We extracted all research data from MIMIC-IV using structured query language (SQL) with Navicat Premium. The data included (1) patient demographics; (2) first-day vital signs and laboratory indicators including respiratory rate (RR), mean blood pressure (MBP), temperature: severe hypothermia (<35.0°C), mild hypothermia (35.0°C to <36.0°C), and normothermia (≥36.0°C) (21), heart rate (HR), SpO2, hemoglobin, platelet, white blood cell (WBC), chloride, calcium, sodium, potassium, bicarbonate, blood urea nitrogen (BUN), creatinine, prothrombin time (PT), partial thromboplastin time (PTT), international normalized ratio (INR), and glucose; (3) relevant comorbidities and scores that reflect patient disease severity, such as cerebrovascular disease (stroke, cerebral infarction, cerebral hemorrhage, stenosis and transient ischemic attack), sepsis (organ dysfunction, hypoperfusion, or hypotension caused by systemic infection based upon the sepsis 3.0 Definition) and Sequential Organ Failure Assessment (SOFA) score; (4) mechanical ventilation (invasive ventilation only) and sedation (use lorazepam, diazepam, midazolam and propofol) within 24 h of ICU admission; and (5) details of admission. For variable data with several measurements, we included the minimum value within the first 24 h of SpO2 and hemoglobin levels in analysis, whereas we included the maximum values of other variables for analysis. We excluded variables with over 20% missing data and the remaining variables with missing values underwent multiple imputation using “MICE” package in R (22). See Supplementary Table S1 for detailed data.

Delirium assessment

In the MIMIC database, delirium screening was conducted using the Confusion Assessment Method in ICU. It is a verified ICU bedside device for routine delirium monitoring with high reliability, sensitivity, and specificity (23). We defined patients scoring positive for delirium as having one or more positive delirium screenings at any ICU stay, whereas we defined those scoring negative for delirium as possessing all negative outcomes in delirium screening.

Statistical analysis

The study population was divided into two groups according to their delirium assessment. The distribution of data was analyzed by the Shapiro–Wilk test. Continuous variables with a normal distribution were expressed as the mean ± standard deviation (SD) and were compared using the independent-sample t-test. The Mann–Whitney U test presented continuous variables with a non-normal distribution. Categorical data were presented as a number (%) and were analyzed using the chi-square test or Fisher’s exact probability test.

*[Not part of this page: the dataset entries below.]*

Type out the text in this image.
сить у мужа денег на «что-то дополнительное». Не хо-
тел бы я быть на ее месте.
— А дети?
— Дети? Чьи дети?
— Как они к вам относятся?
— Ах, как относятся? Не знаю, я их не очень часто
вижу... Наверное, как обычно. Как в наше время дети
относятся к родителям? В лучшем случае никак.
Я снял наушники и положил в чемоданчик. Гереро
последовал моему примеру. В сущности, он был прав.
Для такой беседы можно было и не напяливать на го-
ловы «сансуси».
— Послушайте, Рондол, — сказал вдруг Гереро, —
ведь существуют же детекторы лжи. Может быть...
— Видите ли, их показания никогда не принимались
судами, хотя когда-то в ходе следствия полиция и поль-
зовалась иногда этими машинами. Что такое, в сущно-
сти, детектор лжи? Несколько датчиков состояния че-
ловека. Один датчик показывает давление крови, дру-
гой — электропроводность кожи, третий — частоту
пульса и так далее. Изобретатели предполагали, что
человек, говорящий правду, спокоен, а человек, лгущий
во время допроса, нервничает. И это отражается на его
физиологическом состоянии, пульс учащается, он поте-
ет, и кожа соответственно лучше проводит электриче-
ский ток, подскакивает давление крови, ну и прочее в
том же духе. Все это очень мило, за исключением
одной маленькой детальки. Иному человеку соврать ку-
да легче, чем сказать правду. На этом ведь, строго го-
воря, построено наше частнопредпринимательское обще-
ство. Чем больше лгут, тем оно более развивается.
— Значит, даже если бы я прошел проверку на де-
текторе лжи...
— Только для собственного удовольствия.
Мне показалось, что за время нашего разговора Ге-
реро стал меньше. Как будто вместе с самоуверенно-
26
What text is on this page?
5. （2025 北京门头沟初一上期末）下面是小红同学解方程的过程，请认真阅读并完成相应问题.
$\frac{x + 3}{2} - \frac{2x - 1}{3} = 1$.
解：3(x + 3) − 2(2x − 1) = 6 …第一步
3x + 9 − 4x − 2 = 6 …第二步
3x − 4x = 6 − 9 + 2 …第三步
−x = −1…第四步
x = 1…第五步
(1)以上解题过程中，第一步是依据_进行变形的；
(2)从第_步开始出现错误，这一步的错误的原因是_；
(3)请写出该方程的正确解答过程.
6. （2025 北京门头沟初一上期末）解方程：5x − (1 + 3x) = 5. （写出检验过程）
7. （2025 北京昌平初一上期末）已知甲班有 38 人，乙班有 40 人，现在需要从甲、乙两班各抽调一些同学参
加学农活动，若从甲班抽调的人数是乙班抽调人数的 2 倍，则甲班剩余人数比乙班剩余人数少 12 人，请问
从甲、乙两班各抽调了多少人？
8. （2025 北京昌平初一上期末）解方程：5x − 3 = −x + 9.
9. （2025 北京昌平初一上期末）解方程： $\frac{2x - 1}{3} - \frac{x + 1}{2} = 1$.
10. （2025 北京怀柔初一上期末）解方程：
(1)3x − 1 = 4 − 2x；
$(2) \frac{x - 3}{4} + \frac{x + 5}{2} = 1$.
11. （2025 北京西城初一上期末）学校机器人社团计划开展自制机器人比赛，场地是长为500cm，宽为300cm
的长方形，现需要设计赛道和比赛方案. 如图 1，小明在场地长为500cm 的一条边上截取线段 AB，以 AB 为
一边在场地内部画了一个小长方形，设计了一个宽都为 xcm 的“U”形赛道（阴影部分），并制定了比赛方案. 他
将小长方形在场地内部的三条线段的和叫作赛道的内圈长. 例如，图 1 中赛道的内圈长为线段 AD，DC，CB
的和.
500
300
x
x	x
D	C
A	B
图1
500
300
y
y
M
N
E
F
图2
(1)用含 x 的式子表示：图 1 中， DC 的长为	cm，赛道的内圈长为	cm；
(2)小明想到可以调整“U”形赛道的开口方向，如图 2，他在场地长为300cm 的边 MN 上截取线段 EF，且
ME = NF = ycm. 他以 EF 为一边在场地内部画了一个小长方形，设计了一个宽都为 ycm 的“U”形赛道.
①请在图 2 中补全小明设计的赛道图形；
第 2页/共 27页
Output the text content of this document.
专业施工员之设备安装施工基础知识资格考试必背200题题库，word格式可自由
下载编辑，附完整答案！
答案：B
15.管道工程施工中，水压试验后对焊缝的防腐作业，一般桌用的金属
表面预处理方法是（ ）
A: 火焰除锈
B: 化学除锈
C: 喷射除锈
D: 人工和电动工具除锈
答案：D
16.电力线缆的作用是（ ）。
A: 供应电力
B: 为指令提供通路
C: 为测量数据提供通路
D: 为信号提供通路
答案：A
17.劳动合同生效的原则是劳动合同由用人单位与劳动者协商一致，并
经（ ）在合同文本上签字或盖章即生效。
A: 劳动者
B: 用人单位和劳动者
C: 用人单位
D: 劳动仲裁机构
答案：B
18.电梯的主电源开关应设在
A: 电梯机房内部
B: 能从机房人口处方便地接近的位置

To develop the forecast nomogram, we randomly divided patients into a training or verification set in a 7:3 ratio. Variable selection and model development included all patients in the training set. Delirium predictors were screened using the least absolute shrinkage and selection operator (LASSO) expression with 95% confidence intervals (95% CIs) and odds ratios (ORs) computed (24). Variables included in the model were determined via the largest λ value with a mean error within a single standard deviation chosen as per cross-verification outcomes (bootstrap resampling 1,000 times). Model performance was assessed in the training and verification sets using the area under the receiver operating characteristic curve (AUC). The degree of consistency of the actual and forecast results was assessed using the calibration curve, Brier score, and Hosmer–Lemeshow goodness of fit test (HL test). The clinical application of the nomogram was assessed using a clinical impact curve (CIC) and decision curve analysis (DCA).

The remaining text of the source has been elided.